Un matin j’entendis la sonnerie de l’application smartphone gérant l’interphone de mon appartement. Car oui, de nos jours tout est connecté et en ligne. « Grâce à cela, vous pouvez ouvrir pour un livreur par exemple, même quand vous n’êtes pas chez vous », vendit sous forme de killer-feature, comme on dit en bon français, le promoteur de mon logement.
Prenant donc mon smartphone à la main, j’appuyai sur le bouton « Répondre ». Quelques secondes plus tard, la vidéo s’afficha sur l’écran tenu entre mes mains. Comme à chaque fois avec cette application, la qualité de l’image diffusée depuis la caméra extérieure de l’interphone était indéchiffrable. Un tas de pixels sur-compressés, une bouillie rappelant les diapositives cramées d’antan, qui me permettait de vaguement distinguer une silhouette anthropomorphe.
« Bonjour ? », demandai-je à cet amas de données confuses que l’application tentait désespérément de rendre compréhensible.
« Bonjour, je suis l’Univers. Je suis là pour répondre à vos questions. »
« Ah, très bien, j’arrive », répondis-je sans avoir réellement compris l’introduction de mon visiteur.
À première vue il ne s’agissait pas d’un commercial faisant du porte à porte. Une personne habillée simplement, un visage que vous avez eu l’impression de voir partout, et une dégaine qui vous ferait oublier son existence dès qu’elle quitterait votre champ de vision. De retour dans mon appartement, je proposai un café à ce visiteur. Il l’accepta volontiers.

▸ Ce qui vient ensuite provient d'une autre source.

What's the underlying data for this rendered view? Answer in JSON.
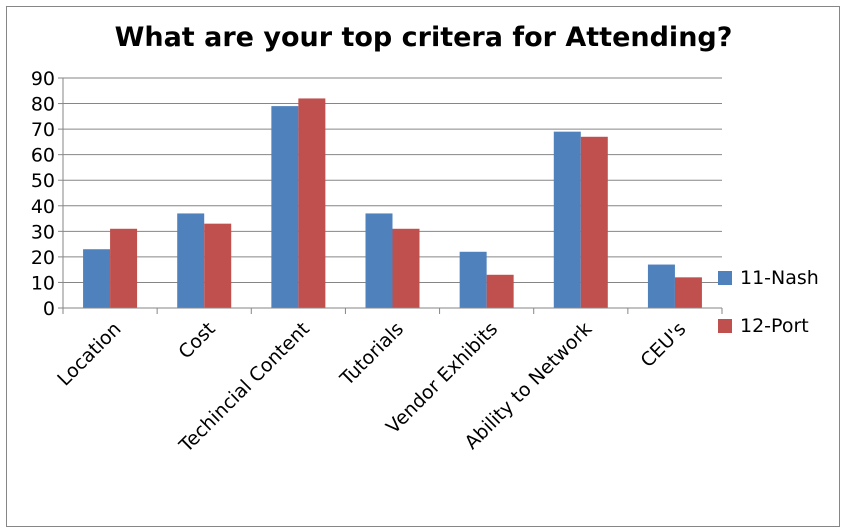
{
  "chart_data": {
    "type": "bar",
    "title": "What are your top critera for Attending?",
    "xlabel": "",
    "ylabel": "",
    "ylim": [
      0,
      90
    ],
    "yticks": [
      0,
      10,
      20,
      30,
      40,
      50,
      60,
      70,
      80,
      90
    ],
    "grid": true,
    "legend": "right",
    "categories": [
      "Location",
      "Cost",
      "Techincial Content",
      "Tutorials",
      "Vendor Exhibits",
      "Ability to Network",
      "CEU's"
    ],
    "series": [
      {
        "name": "11-Nash",
        "color": "#4F81BD",
        "values": [
          23,
          37,
          79,
          37,
          22,
          69,
          17
        ]
      },
      {
        "name": "12-Port",
        "color": "#C0504D",
        "values": [
          31,
          33,
          82,
          31,
          13,
          67,
          12
        ]
      }
    ]
  }
}
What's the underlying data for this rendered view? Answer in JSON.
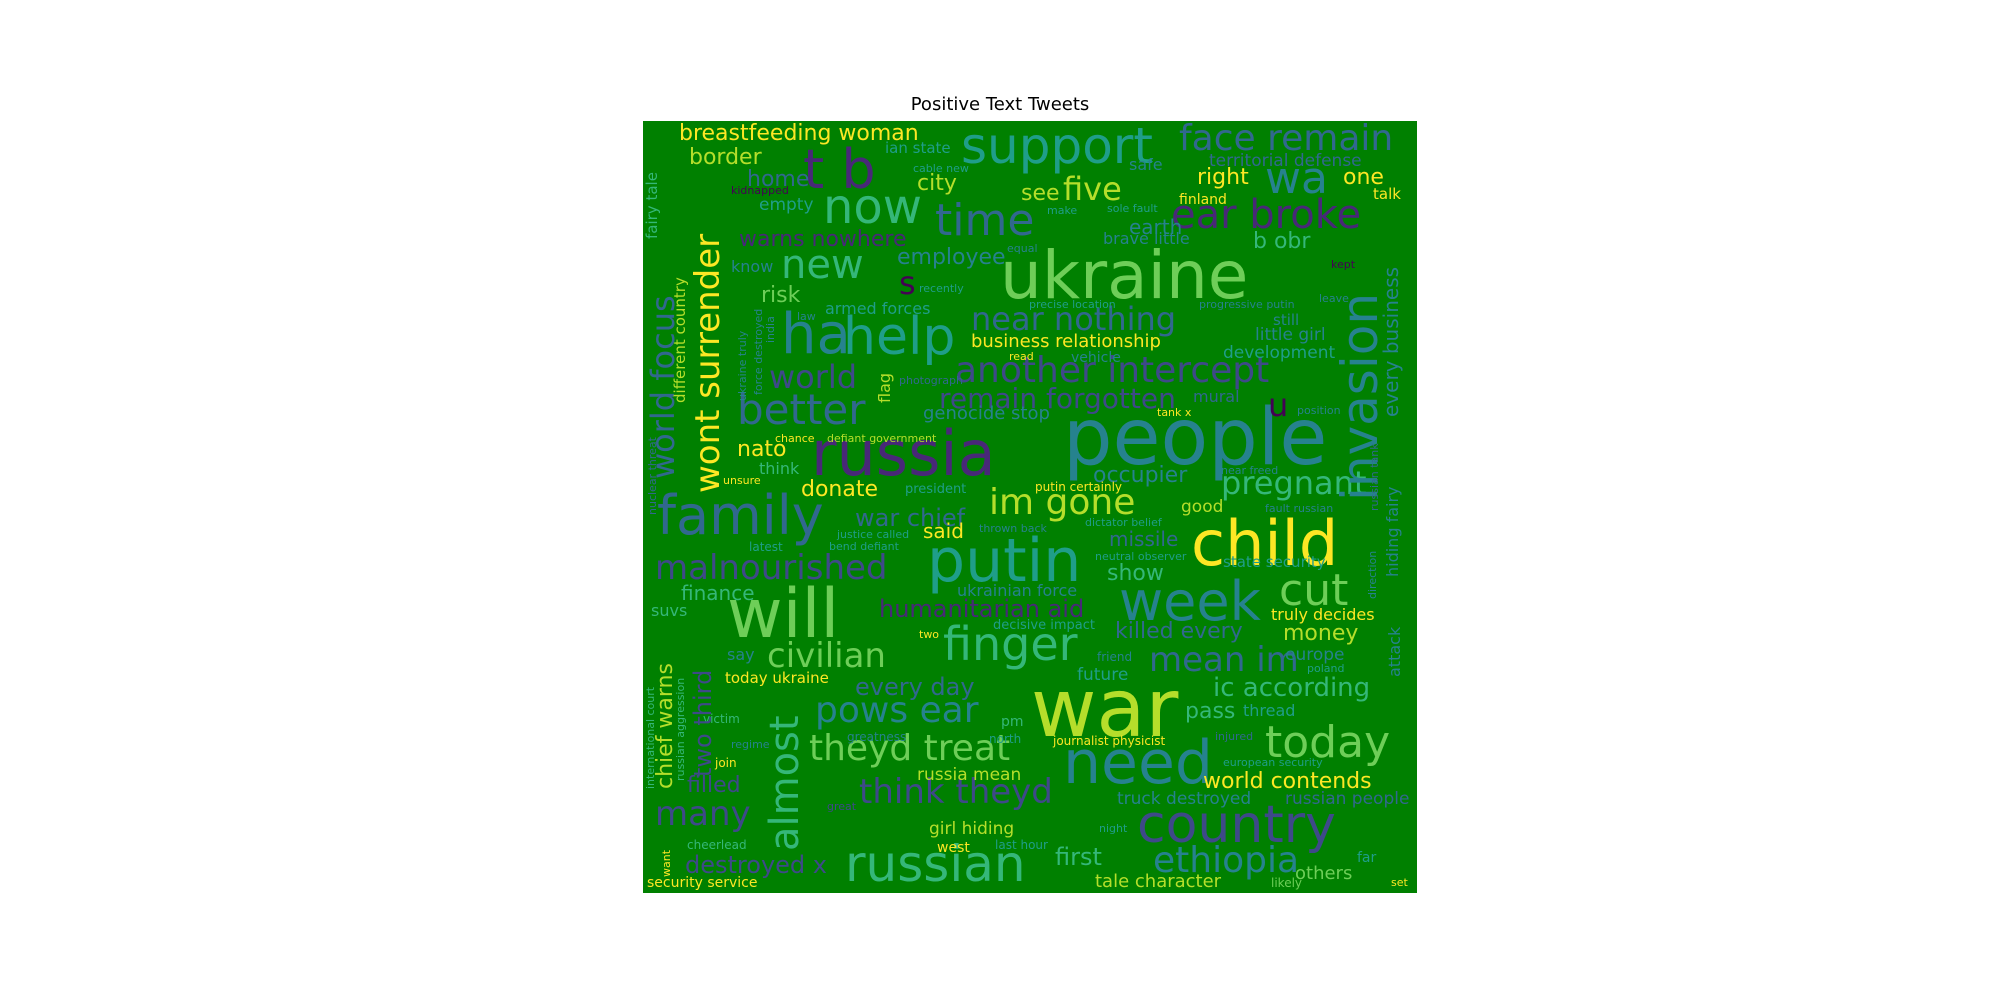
{
  "title": "Positive Text Tweets",
  "palette": {
    "background": "#008000",
    "yellow": "#fde725",
    "lime": "#b5de2b",
    "light_green": "#6ece58",
    "mint": "#35b779",
    "teal_green": "#1f9e89",
    "teal": "#26828e",
    "blue": "#31688e",
    "indigo": "#3e4989",
    "purple": "#482878",
    "dark": "#440154"
  },
  "words": {
    "war": "war",
    "people": "people",
    "ukraine": "ukraine",
    "russia": "russia",
    "will": "will",
    "child": "child",
    "putin": "putin",
    "need": "need",
    "family": "family",
    "country": "country",
    "russian": "russian",
    "support": "support",
    "now": "now",
    "help": "help",
    "week": "week",
    "today": "today",
    "finger": "finger",
    "t_b": "t b",
    "ha": "ha",
    "face_remain": "face remain",
    "ear_broke": "ear broke",
    "time": "time",
    "invasion": "invasion",
    "another_intercept": "another intercept",
    "better": "better",
    "malnourished": "malnourished",
    "wont_surrender": "wont surrender",
    "world_focus": "world focus",
    "almost": "almost",
    "cut": "cut",
    "new": "new",
    "wa": "wa",
    "im_gone": "im gone",
    "civilian": "civilian",
    "theyd_treat": "theyd treat",
    "pows_ear": "pows ear",
    "think_theyd": "think theyd",
    "ethiopia": "ethiopia",
    "mean_im": "mean im",
    "ic_according": "ic according",
    "pregnant": "pregnant",
    "many": "many",
    "near_nothing": "near nothing",
    "remain_forgotten": "remain forgotten",
    "five": "five",
    "world": "world",
    "breastfeeding_woman": "breastfeeding woman",
    "chief_warns": "chief warns",
    "two_third": "two third",
    "world_contends": "world contends",
    "destroyed_x": "destroyed x",
    "humanitarian_aid": "humanitarian aid",
    "war_chief": "war chief",
    "s": "s",
    "u": "u",
    "killed_every": "killed every",
    "every_day": "every day",
    "b_obr": "b obr",
    "warns_nowhere": "warns nowhere",
    "every_business": "every business",
    "right": "right",
    "one": "one",
    "first": "first",
    "occupier": "occupier",
    "nato": "nato",
    "donate": "donate",
    "border": "border",
    "city": "city",
    "home": "home",
    "see": "see",
    "risk": "risk",
    "employee": "employee",
    "money": "money",
    "filled": "filled",
    "pass": "pass",
    "show": "show",
    "missile": "missile",
    "finance": "finance",
    "tale_character": "tale character",
    "others": "others",
    "genocide_stop": "genocide stop",
    "business_relationship": "business relationship",
    "territorial_defense": "territorial defense",
    "little_girl": "little girl",
    "development": "development",
    "earth": "earth",
    "truck_destroyed": "truck destroyed",
    "russian_people": "russian people",
    "girl_hiding": "girl hiding",
    "truly_decides": "truly decides",
    "said": "said",
    "russia_mean": "russia mean",
    "europe": "europe",
    "future": "future",
    "armed_forces": "armed forces",
    "ukrainian_force": "ukrainian force",
    "today_ukraine": "today ukraine",
    "talk": "talk",
    "fairy_tale": "fairy tale",
    "different_country": "different country",
    "empty": "empty",
    "flag": "flag",
    "good": "good",
    "attack": "attack",
    "hiding_fairy": "hiding fairy",
    "suvs": "suvs",
    "mural": "mural",
    "thread": "thread",
    "security_service": "security service",
    "west": "west",
    "brave_little": "brave little",
    "safe": "safe",
    "state_security": "state security",
    "ian_state": "ian state",
    "still": "still",
    "finland": "finland",
    "think": "think",
    "say": "say",
    "know": "know",
    "russian_aggression": "russian aggression",
    "international_court": "international court",
    "expect_membership": "expect membership",
    "victim": "victim",
    "join": "join",
    "far": "far",
    "likely": "likely",
    "set": "set",
    "cheerlead": "cheerlead",
    "want": "want",
    "last_hour": "last hour",
    "journalist_physicist": "journalist physicist",
    "greatness": "greatness",
    "north": "north",
    "pm": "pm",
    "friend": "friend",
    "decisive_impact": "decisive impact",
    "two": "two",
    "putin_certainly": "putin certainly",
    "president": "president",
    "chance": "chance",
    "defiant_government": "defiant government",
    "unsure": "unsure",
    "justice_called": "justice called",
    "bend_defiant": "bend defiant",
    "thrown_back": "thrown back",
    "dictator_belief": "dictator belief",
    "neutral_observer": "neutral observer",
    "tank_x": "tank x",
    "read": "read",
    "vehicle": "vehicle",
    "photograph": "photograph",
    "progressive_putin": "progressive putin",
    "precise_location": "precise location",
    "recently": "recently",
    "law": "law",
    "equal": "equal",
    "make": "make",
    "sole_fault": "sole fault",
    "cable_new": "cable new",
    "kidnapped": "kidnapped",
    "kept": "kept",
    "leave": "leave",
    "position": "position",
    "injured": "injured",
    "poland": "poland",
    "european_security": "european security",
    "great": "great",
    "night": "night",
    "regime": "regime",
    "india": "india",
    "ukraine_truly": "ukraine truly",
    "force_destroyed": "force destroyed",
    "nuclear_threat": "nuclear threat",
    "near_freed": "near freed",
    "fault_russian": "fault russian",
    "russian_tank": "russian tank",
    "direction": "direction",
    "latest": "latest"
  }
}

« Je ne suis pas certain d’avoir saisi qui vous étiez ? », demandai-je alors que ma machine faisait couler un premier café.
- L’Univers, répéta cordialement mon invité imprévu.

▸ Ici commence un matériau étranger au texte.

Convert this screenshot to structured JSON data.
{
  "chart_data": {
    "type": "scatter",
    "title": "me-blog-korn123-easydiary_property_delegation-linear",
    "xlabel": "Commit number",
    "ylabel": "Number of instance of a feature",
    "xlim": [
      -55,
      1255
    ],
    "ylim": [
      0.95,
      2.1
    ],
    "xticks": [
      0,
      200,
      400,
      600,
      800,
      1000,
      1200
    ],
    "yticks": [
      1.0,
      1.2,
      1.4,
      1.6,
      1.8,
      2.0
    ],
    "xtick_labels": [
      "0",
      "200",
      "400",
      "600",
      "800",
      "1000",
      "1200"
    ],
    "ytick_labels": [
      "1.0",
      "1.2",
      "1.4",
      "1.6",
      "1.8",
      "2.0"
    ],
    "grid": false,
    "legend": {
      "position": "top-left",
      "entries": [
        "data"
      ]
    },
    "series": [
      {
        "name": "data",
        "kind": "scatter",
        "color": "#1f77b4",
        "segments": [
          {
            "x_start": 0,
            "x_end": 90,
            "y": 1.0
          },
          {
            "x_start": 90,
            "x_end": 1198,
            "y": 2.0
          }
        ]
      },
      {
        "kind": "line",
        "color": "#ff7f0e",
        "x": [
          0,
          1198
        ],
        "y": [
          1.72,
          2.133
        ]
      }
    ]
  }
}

- Lune Hiver ? Mais nous sommes au printemps.
- Non, l’Univers tout entier.
- Ah, très bien. Que me vaut le plaisir de votre visite ?
- Je suis venu répondre à vos questions.
- À propos de ?
- De moi. Avez-vous des questions au sujet de l’Univers que je suis ?
- Est-ce que ça vous fait mal quand je marche sur sol ? Quand je plante un poteau dans de la terre ?
- Non. Au contraire, le bruit des pas des milliards d’êtres vivants me parcourant est comme un agréable massage.
- Pourquoi ressemblez-vous à un humain ?
- Pour que vous puissiez mieux appréhender mon existence.
- Désirez-vous du sucre avec votre café ?
- Non merci, j’essaye d’arrêter le sucre car cela favorise mon expansion. »
L’Univers prit une gorgée de café puis me demanda en retour : « Vous n’avez pas d’autres questions ? »
« Pas vraiment. Après tout, en tant qu’écrivain, je suis votre fabriquant. »
Mon invité s’amusa de cette dernière remarque et je passai un agréable après midi en sa compagnie.